George Douglas's mind wandered a good deal from the blow on his head, and it was not till two or three days had elapsed that he was able clearly to understand what his follower had discovered. Almost with the instinct of a Red Indian, Ringan had made his way. At first, indeed, the bushes had been sufficiently trampled for the track to be easy to find, but after the beech-trees with no underwood had been reached, he had often very slight indications to guide him. Where the halt had taken place, however, by the brook-side, there were signs of trampling, and even a few remnants of food; and after a long climb higher, he had come on the marks of the fall of a horse, and picked up a piece of a torn veil, which he recognised at once as belonging to the Lady Joanna. He inferred a struggle. What had they been doing to her?
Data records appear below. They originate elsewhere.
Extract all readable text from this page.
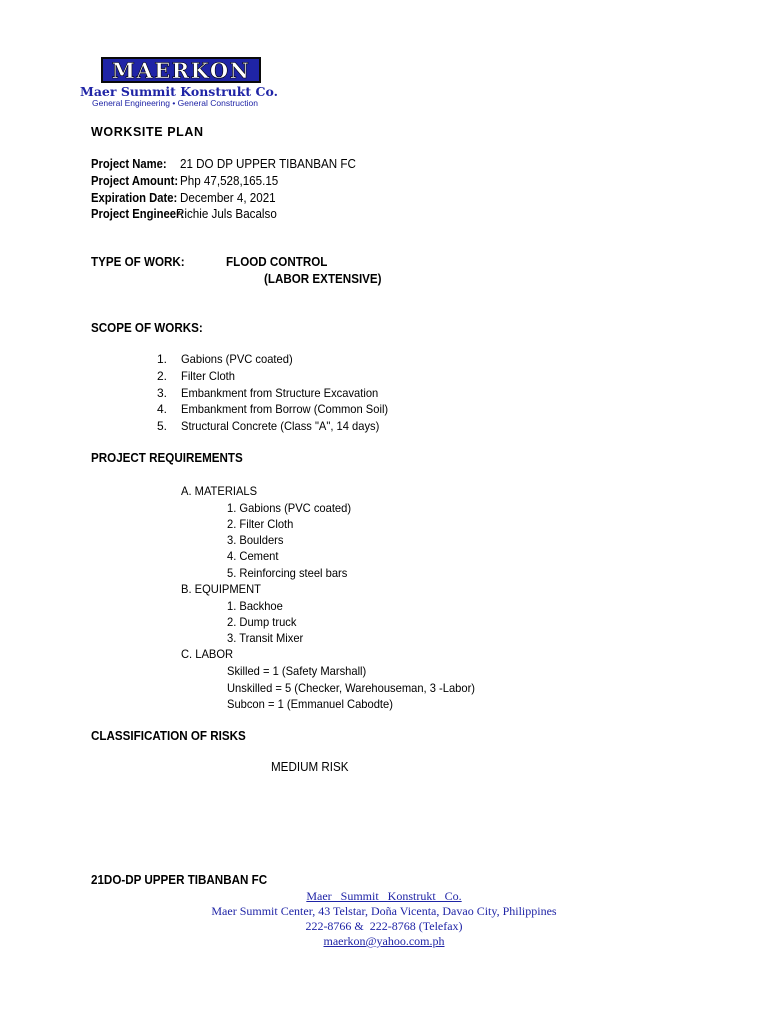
MAERKON
Maer Summit Konstrukt Co.
General Engineering • General Construction
WORKSITE PLAN
Project Name: 21 DO DP UPPER TIBANBAN FC
Project Amount: Php 47,528,165.15
Expiration Date: December 4, 2021
Project Engineer:
Richie Juls Bacalso
TYPE OF WORK:	FLOOD CONTROL
(LABOR EXTENSIVE)
SCOPE OF WORKS:
1. Gabions (PVC coated)
2. Filter Cloth
3. Embankment from Structure Excavation
4. Embankment from Borrow (Common Soil)
5. Structural Concrete (Class "A", 14 days)
PROJECT REQUIREMENTS
A. MATERIALS
1. Gabions (PVC coated)
2. Filter Cloth
3. Boulders
4. Cement
5. Reinforcing steel bars
B. EQUIPMENT
1. Backhoe
2. Dump truck
3. Transit Mixer
C. LABOR
Skilled = 1 (Safety Marshall)
Unskilled = 5 (Checker, Warehouseman, 3 -Labor)
Subcon = 1 (Emmanuel Cabodte)
CLASSIFICATION OF RISKS
MEDIUM RISK
21DO-DP UPPER TIBANBAN FC
Maer   Summit   Konstrukt   Co.
Maer Summit Center, 43 Telstar, Doña Vicenta, Davao City, Philippines
222-8766 &  222-8768 (Telefax)
maerkon@yahoo.com.ph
Faithful Ringan had climbed on, and at length had come below the castle. He had been far too cautious to show himself while light lasted, but availing himself of the shelter of trees and of the projections, he had pretty well reconnoitred the castle as it stood on its steep slopes of turf, on the rounded summit of the hill, only scarped away on one side,
whence probably the materials had been taken.
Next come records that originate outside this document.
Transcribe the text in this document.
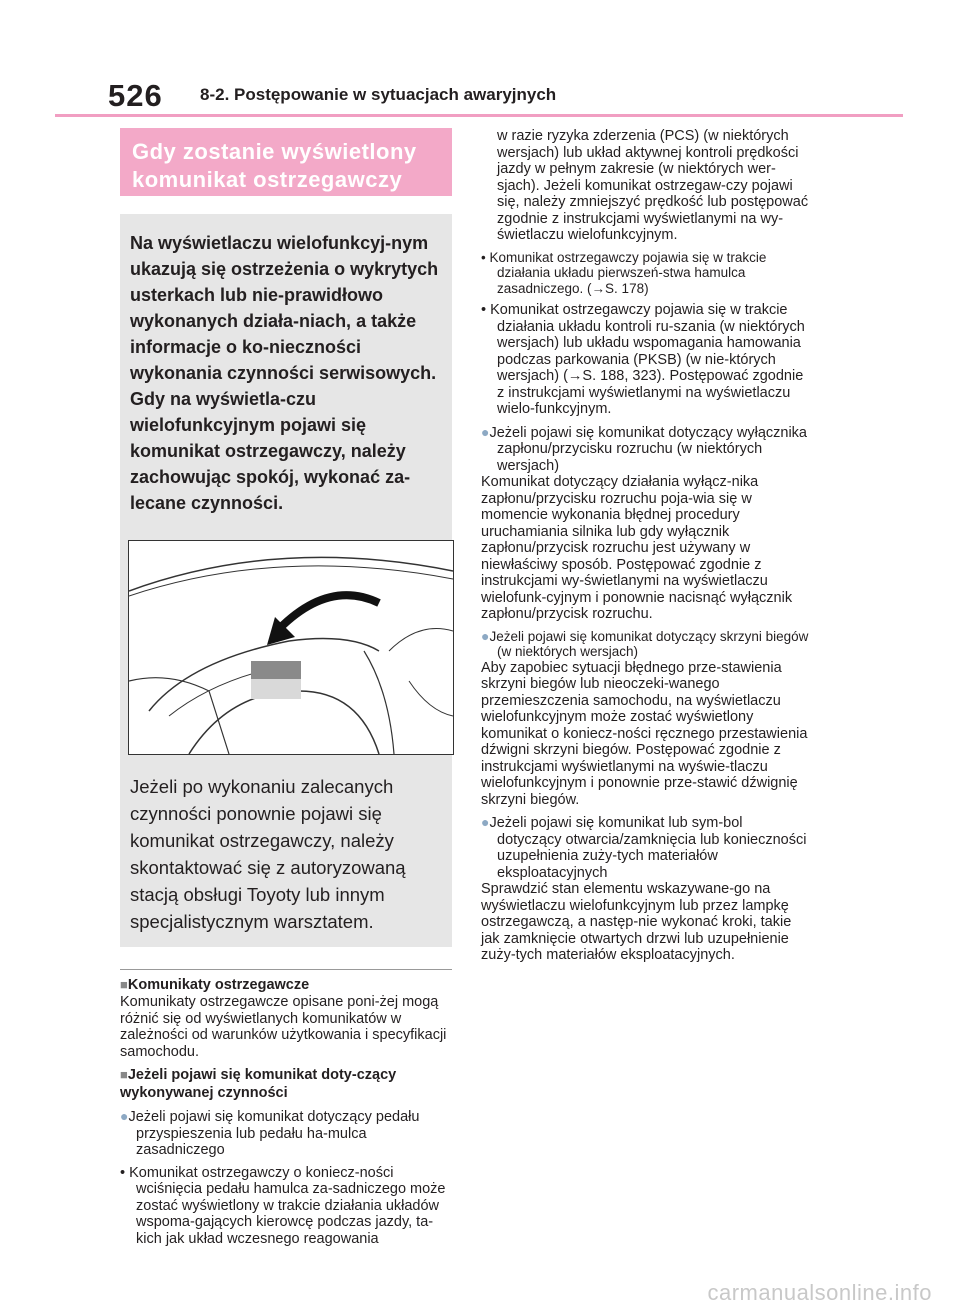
526 8-2. Postępowanie w sytuacjach awaryjnych
Gdy zostanie wyświetlony
komunikat ostrzegawczy

Na wyświetlaczu wielofunkcyj-nym ukazują się ostrzeżenia o wykrytych usterkach lub nie-prawidłowo wykonanych działa-niach, a także informacje o ko-nieczności wykonania czynności serwisowych. Gdy na wyświetla-czu wielofunkcyjnym pojawi się komunikat ostrzegawczy, należy zachowując spokój, wykonać za-lecane czynności.

Jeżeli po wykonaniu zalecanych czynności ponownie pojawi się komunikat ostrzegawczy, należy skontaktować się z autoryzowaną stacją obsługi Toyoty lub innym specjalistycznym warsztatem.

■Komunikaty ostrzegawcze

Komunikaty ostrzegawcze opisane poni-żej mogą różnić się od wyświetlanych komunikatów w zależności od warunków użytkowania i specyfikacji samochodu.

■Jeżeli pojawi się komunikat doty-czący wykonywanej czynności

●Jeżeli pojawi się komunikat dotyczący pedału przyspieszenia lub pedału ha-mulca zasadniczego

• Komunikat ostrzegawczy o koniecz-ności wciśnięcia pedału hamulca za-sadniczego może zostać wyświetlony w trakcie działania układów wspoma-gających kierowcę podczas jazdy, ta-kich jak układ wczesnego reagowania

w razie ryzyka zderzenia (PCS) (w niektórych wersjach) lub układ aktywnej kontroli prędkości jazdy w pełnym zakresie (w niektórych wer-sjach). Jeżeli komunikat ostrzegaw-czy pojawi się, należy zmniejszyć prędkość lub postępować zgodnie z instrukcjami wyświetlanymi na wy-świetlaczu wielofunkcyjnym.

• Komunikat ostrzegawczy pojawia się w trakcie działania układu pierwszeń-stwa hamulca zasadniczego. (→S. 178)

• Komunikat ostrzegawczy pojawia się w trakcie działania układu kontroli ru-szania (w niektórych wersjach) lub układu wspomagania hamowania podczas parkowania (PKSB) (w nie-których wersjach) (→S. 188, 323). Postępować zgodnie z instrukcjami wyświetlanymi na wyświetlaczu wielo-funkcyjnym.

●Jeżeli pojawi się komunikat dotyczący wyłącznika zapłonu/przycisku rozruchu (w niektórych wersjach)

Komunikat dotyczący działania wyłącz-nika zapłonu/przycisku rozruchu poja-wia się w momencie wykonania błędnej procedury uruchamiania silnika lub gdy wyłącznik zapłonu/przycisk rozruchu jest używany w niewłaściwy sposób. Postępować zgodnie z instrukcjami wy-świetlanymi na wyświetlaczu wielofunk-cyjnym i ponownie nacisnąć wyłącznik zapłonu/przycisk rozruchu.

●Jeżeli pojawi się komunikat dotyczący skrzyni biegów (w niektórych wersjach)

Aby zapobiec sytuacji błędnego prze-stawienia skrzyni biegów lub nieoczeki-wanego przemieszczenia samochodu, na wyświetlaczu wielofunkcyjnym może zostać wyświetlony komunikat o koniecz-ności ręcznego przestawienia dźwigni skrzyni biegów. Postępować zgodnie z instrukcjami wyświetlanymi na wyświe-tlaczu wielofunkcyjnym i ponownie prze-stawić dźwignię skrzyni biegów.

●Jeżeli pojawi się komunikat lub sym-bol dotyczący otwarcia/zamknięcia lub konieczności uzupełnienia zuży-tych materiałów eksploatacyjnych

Sprawdzić stan elementu wskazywane-go na wyświetlaczu wielofunkcyjnym lub przez lampkę ostrzegawczą, a następ-nie wykonać kroki, takie jak zamknięcie otwartych drzwi lub uzupełnienie zuży-tych materiałów eksploatacyjnych.

carmanualsonline.info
There could be no doubt that this was the prison of the princesses, and the character of the Barons of Balchenburg was only too well known to the good Franciscans.
'Soevi et feroces,' said the Prior to George, for Latin had turned out to be the most available medium of communication. Spite of Scott's averment in the mouth of George's grandson, Bell the Cat, that--
'Thanks to St Bothan, son of mine, Save Gawain, ne'er could pen a line,'
the Douglases were far too clever to go without education, and young nobles who knew anything knew a little Latin. There was a consultation over what was to be done, and the Prior undertook to send one of his brethren into Nanci with Ringan, to explain the matter to King Rene, or, if he had left Nanci for Provence, to the governor left in charge. But a frontier baron like Balchenburg was a very serious difficulty to one so scrupulous in his relations with his neighbours as was good King Rene.
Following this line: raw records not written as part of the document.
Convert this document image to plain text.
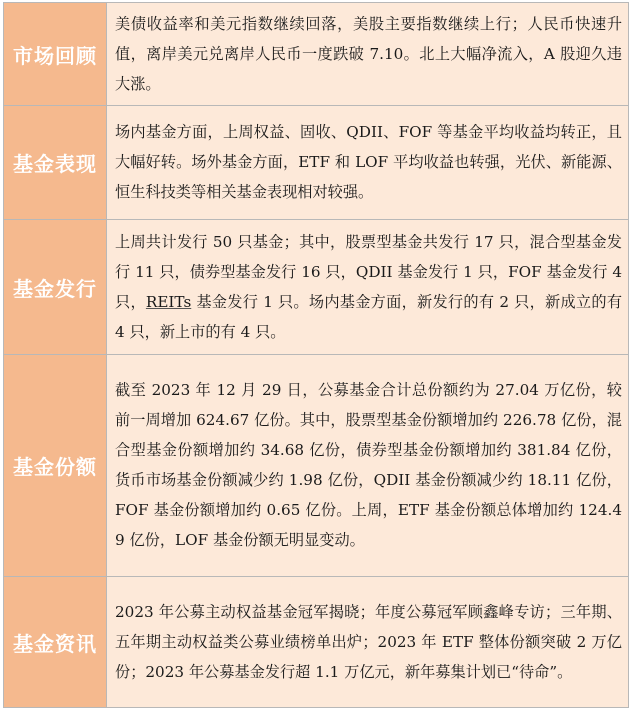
市场回顾	美债收益率和美元指数继续回落，美股主要指数继续上行；人民币快速升值，离岸美元兑离岸人民币一度跌破 7.10。北上大幅净流入，A 股迎久违大涨。

基金表现	场内基金方面，上周权益、固收、QDII、FOF 等基金平均收益均转正，且大幅好转。场外基金方面，ETF 和 LOF 平均收益也转强，光伏、新能源、恒生科技类等相关基金表现相对较强。

基金发行	上周共计发行 50 只基金；其中，股票型基金共发行 17 只，混合型基金发行 11 只，债券型基金发行 16 只，QDII 基金发行 1 只，FOF 基金发行 4 只，REITs 基金发行 1 只。场内基金方面，新发行的有 2 只，新成立的有 4 只，新上市的有 4 只。

基金份额	截至 2023 年 12 月 29 日，公募基金合计总份额约为 27.04 万亿份，较前一周增加 624.67 亿份。其中，股票型基金份额增加约 226.78 亿份，混合型基金份额增加约 34.68 亿份，债券型基金份额增加约 381.84 亿份，货币市场基金份额减少约 1.98 亿份，QDII 基金份额减少约 18.11 亿份，FOF 基金份额增加约 0.65 亿份。上周，ETF 基金份额总体增加约 124.49 亿份，LOF 基金份额无明显变动。

基金资讯	2023 年公募主动权益基金冠军揭晓；年度公募冠军顾鑫峰专访；三年期、五年期主动权益类公募业绩榜单出炉；2023 年 ETF 整体份额突破 2 万亿份；2023 年公募基金发行超 1.1 万亿元，新年募集计划已“待命”。
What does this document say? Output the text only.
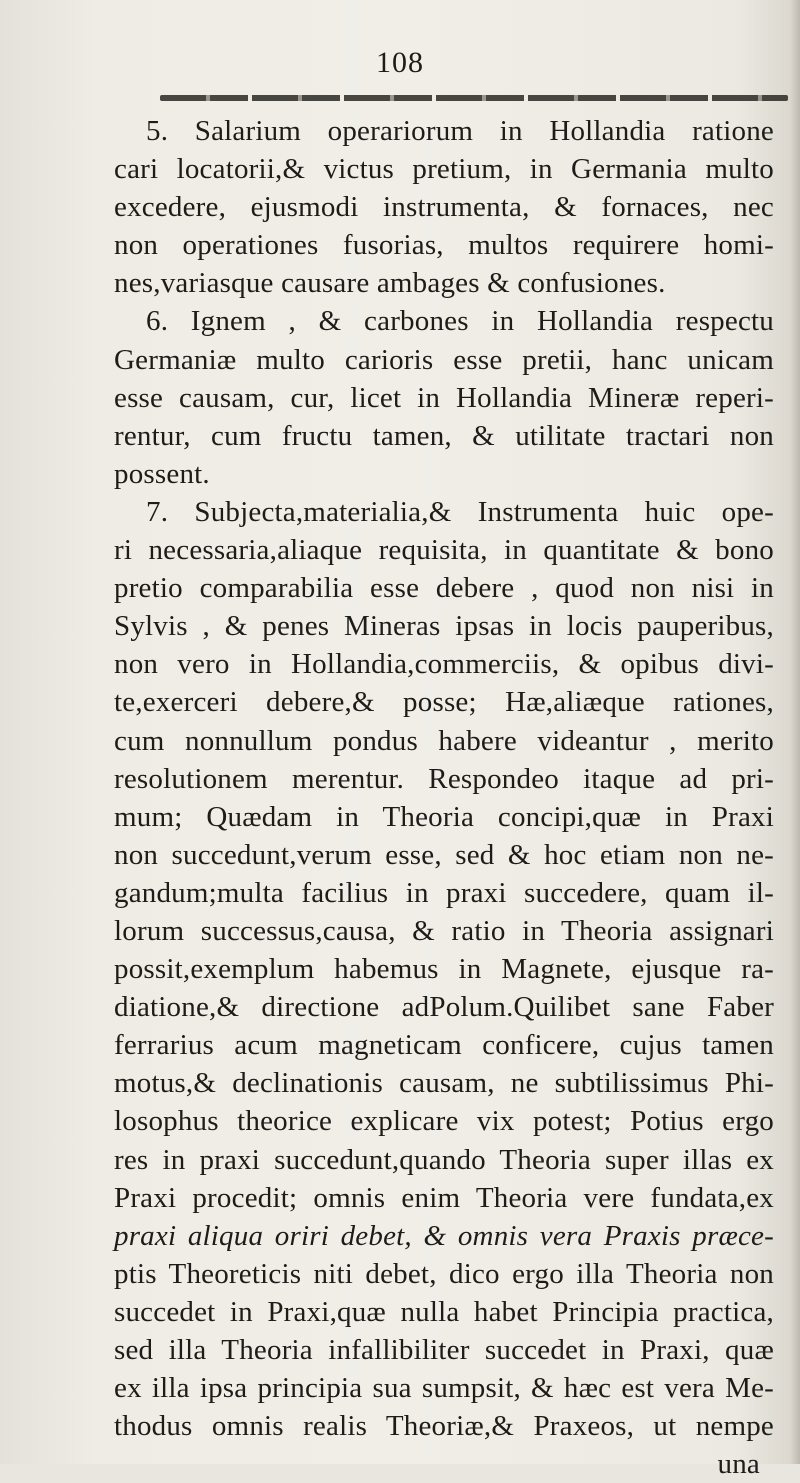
108
5. Salarium operariorum in Hollandia ratione
cari locatorii,& victus pretium, in Germania multo
excedere, ejusmodi instrumenta, & fornaces, nec
non operationes fusorias, multos requirere homi-
nes,variasque causare ambages & confusiones.
6. Ignem , & carbones in Hollandia respectu
Germaniæ multo carioris esse pretii, hanc unicam
esse causam, cur, licet in Hollandia Mineræ reperi-
rentur, cum fructu tamen, & utilitate tractari non
possent.
7. Subjecta,materialia,& Instrumenta huic ope-
ri necessaria,aliaque requisita, in quantitate & bono
pretio comparabilia esse debere , quod non nisi in
Sylvis , & penes Mineras ipsas in locis pauperibus,
non vero in Hollandia,commerciis, & opibus divi-
te,exerceri debere,& posse; Hæ,aliæque rationes,
cum nonnullum pondus habere videantur , merito
resolutionem merentur. Respondeo itaque ad pri-
mum; Quædam in Theoria concipi,quæ in Praxi
non succedunt,verum esse, sed & hoc etiam non ne-
gandum;multa facilius in praxi succedere, quam il-
lorum successus,causa, & ratio in Theoria assignari
possit,exemplum habemus in Magnete, ejusque ra-
diatione,& directione adPolum.Quilibet sane Faber
ferrarius acum magneticam conficere, cujus tamen
motus,& declinationis causam, ne subtilissimus Phi-
losophus theorice explicare vix potest; Potius ergo
res in praxi succedunt,quando Theoria super illas ex
Praxi procedit; omnis enim Theoria vere fundata,ex
praxi aliqua oriri debet, & omnis vera Praxis præce-
ptis Theoreticis niti debet, dico ergo illa Theoria non
succedet in Praxi,quæ nulla habet Principia practica,
sed illa Theoria infallibiliter succedet in Praxi, quæ
ex illa ipsa principia sua sumpsit, & hæc est vera Me-
thodus omnis realis Theoriæ,& Praxeos, ut nempe
una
'A man of piety, peace, and learning,' said the Prior, 'and therefore despised by lawless men, like a sheep among wolves, though happy are we in living under such a prince.'
'Then what's the use of him and all his raree shows,' demanded the Scot, 'if be can neither hinder two peaceful maids from being carried off, nor will stir a finger to deliver them? Much should we heed borders and kings if it had been a Ridley or a Graeme who had laid hands on them.'
However, he consented to the Prior's proposal, and the incongruous pair set out together,--the sober-paced friar on the convent donkey, and Ringan on his shaggy pony,--both looking to civilised eyes equally rough and unkempt. At the gates they heard that King Rene had the day before set forth on his way to Aix, which boded ill for them, since more might be hoped from the impulsive chivalry of the King than from the strict scrupulosity of a responsible governor.
But they had not gone far on their way across the Place de La Carriere, where the tournament had been held, before Ringan startled his companion with a perfect howl, which had in it, however, an element of ecstasy, as he dashed towards a tall, bony figure in a blue cap, buff coat, and shepherd's plaid over one shoulder.